Day 2, Pre-Summit. From early morning until noon, SIG Toolkit Training – Covering all the Basics workshop was alive with metaphors (and a few practical jokes). Workshop leaders Christopher Campbell (Manager, Sales, Shared Assessments) and Tom Garrubba (Vice President, Shared Assessments) cultivated engaging conversation around the Standardized Information Gathering tool, providing an overview of the SIG’s architecture, technology and functionality. Outside of the overview, Campbell and Garrubba highlighted key assets contained within the SIG and the benefits of using them, and lent some valuable general advice for practicing TPRM.
By design, the SIG helps you meet requirements, standards and regulations. This tool is built from the ground up by the Shared Assessments community. Members and other vetters from regulated and non-regulated industries consider the SIG from every angle. The diversity of thought behind the tool provides flexibility: the SIG can be scoped to every third party relationship.
Garrubba emphasized the importance of having access to experts across the TPRM industry. If you do not know the answer to a question you encounter in an assessment, ask around, even outside of your organization. And – set expectations about efficiency and the pace with which you can move through assessments.
In the afternoon, Linnea Solem (President and Founder Solem Risk Partners, LLC) and Brad Keller (Senior Vice President & Chief Strategy Officer, The Santa Fe Group, Shared Assessments Program) led a session brimming with recommendations for Navigating Data Governance for Privacy and Third Party Risk.
Within the growing privacy regulatory changes across the globe, third party relationships are under scrutiny.
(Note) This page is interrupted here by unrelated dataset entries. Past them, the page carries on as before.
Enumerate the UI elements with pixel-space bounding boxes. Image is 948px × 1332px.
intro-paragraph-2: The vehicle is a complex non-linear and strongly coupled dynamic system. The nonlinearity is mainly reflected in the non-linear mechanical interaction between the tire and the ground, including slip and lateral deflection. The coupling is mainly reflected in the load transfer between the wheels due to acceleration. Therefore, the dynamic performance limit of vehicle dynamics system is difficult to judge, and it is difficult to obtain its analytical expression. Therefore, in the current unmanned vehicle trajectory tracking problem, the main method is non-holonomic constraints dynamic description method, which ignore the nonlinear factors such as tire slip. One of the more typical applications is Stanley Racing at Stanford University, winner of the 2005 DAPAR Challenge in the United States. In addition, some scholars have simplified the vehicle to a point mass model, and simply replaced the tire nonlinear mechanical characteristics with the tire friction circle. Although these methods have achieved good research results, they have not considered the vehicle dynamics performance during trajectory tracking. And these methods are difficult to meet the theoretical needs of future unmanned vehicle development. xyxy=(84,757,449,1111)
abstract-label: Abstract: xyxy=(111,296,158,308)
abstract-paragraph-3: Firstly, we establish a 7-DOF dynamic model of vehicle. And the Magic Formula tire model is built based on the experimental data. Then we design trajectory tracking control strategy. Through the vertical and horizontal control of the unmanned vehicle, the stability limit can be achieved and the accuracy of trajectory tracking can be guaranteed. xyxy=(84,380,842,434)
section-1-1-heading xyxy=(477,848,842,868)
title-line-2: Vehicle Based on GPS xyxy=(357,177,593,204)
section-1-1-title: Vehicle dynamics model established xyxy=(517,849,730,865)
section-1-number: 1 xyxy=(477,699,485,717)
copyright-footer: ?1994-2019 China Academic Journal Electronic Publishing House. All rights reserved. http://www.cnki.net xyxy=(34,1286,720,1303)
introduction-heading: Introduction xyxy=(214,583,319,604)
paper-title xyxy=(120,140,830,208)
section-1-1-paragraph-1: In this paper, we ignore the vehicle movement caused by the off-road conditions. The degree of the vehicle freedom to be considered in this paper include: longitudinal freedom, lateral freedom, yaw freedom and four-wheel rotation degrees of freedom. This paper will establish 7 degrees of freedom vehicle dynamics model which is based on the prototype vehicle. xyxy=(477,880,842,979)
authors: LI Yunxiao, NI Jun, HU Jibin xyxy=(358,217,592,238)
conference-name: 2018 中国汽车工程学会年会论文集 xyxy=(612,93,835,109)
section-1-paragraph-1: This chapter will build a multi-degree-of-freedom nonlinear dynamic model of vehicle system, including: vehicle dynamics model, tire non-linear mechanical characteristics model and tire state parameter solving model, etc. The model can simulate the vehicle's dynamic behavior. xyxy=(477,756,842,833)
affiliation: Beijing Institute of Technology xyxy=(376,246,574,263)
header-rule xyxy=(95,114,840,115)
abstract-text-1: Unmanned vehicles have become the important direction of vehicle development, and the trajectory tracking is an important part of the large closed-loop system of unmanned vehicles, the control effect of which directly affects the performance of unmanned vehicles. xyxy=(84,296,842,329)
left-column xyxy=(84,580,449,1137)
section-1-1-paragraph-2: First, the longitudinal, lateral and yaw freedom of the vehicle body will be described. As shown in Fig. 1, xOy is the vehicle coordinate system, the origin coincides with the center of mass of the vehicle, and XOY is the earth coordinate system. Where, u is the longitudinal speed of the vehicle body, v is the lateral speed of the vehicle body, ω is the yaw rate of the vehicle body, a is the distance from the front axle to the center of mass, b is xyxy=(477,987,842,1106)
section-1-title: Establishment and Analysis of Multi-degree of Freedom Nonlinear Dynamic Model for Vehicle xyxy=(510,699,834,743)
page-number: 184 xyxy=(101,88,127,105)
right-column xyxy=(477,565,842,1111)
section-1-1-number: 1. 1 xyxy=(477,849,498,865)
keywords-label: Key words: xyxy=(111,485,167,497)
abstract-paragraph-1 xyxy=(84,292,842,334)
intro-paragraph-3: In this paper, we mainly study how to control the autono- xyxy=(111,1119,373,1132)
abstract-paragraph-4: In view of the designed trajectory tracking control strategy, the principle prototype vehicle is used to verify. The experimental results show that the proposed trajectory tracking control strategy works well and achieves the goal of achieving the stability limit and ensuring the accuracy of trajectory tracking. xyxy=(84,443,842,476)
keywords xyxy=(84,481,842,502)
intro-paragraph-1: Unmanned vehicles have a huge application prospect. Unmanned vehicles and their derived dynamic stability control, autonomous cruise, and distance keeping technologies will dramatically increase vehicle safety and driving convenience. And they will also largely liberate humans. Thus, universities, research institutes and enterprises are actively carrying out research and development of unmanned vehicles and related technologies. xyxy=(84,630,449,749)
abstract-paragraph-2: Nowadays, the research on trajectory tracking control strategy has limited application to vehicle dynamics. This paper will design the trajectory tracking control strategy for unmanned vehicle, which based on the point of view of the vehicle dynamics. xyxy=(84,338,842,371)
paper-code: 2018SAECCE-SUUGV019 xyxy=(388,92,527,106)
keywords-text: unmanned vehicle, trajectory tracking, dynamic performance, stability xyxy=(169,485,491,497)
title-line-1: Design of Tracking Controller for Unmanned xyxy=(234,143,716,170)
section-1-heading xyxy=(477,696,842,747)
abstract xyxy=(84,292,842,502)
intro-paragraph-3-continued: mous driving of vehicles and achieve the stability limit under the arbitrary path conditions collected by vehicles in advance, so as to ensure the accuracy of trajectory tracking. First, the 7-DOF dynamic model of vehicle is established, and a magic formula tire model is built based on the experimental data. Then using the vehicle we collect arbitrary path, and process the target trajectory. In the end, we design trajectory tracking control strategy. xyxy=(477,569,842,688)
No matter your industry or background, learning about data privacy is critical in our interconnected world.
The Data Governance workshop offered insight into privacy frameworks, regulations and guidance for managing privacy risk in the context of third party relationships. The workshop provided guidance on how to leverage and integrate privacy data governance tools into TPRM processes. Finally, Solem and Keller outlined how to optimize results when conducting third party privacy assessments with scoping tools and standardized methodologies.
Keller raised a key consideration in the session: data must be treated as an asset! In addition, a specific person needs to be designated as responsible and accountable for this asset which is so critical to brand, market share, and reputation risk. This perspective makes the details shared in this session all the more significant and relevant for organizations across the spectrum.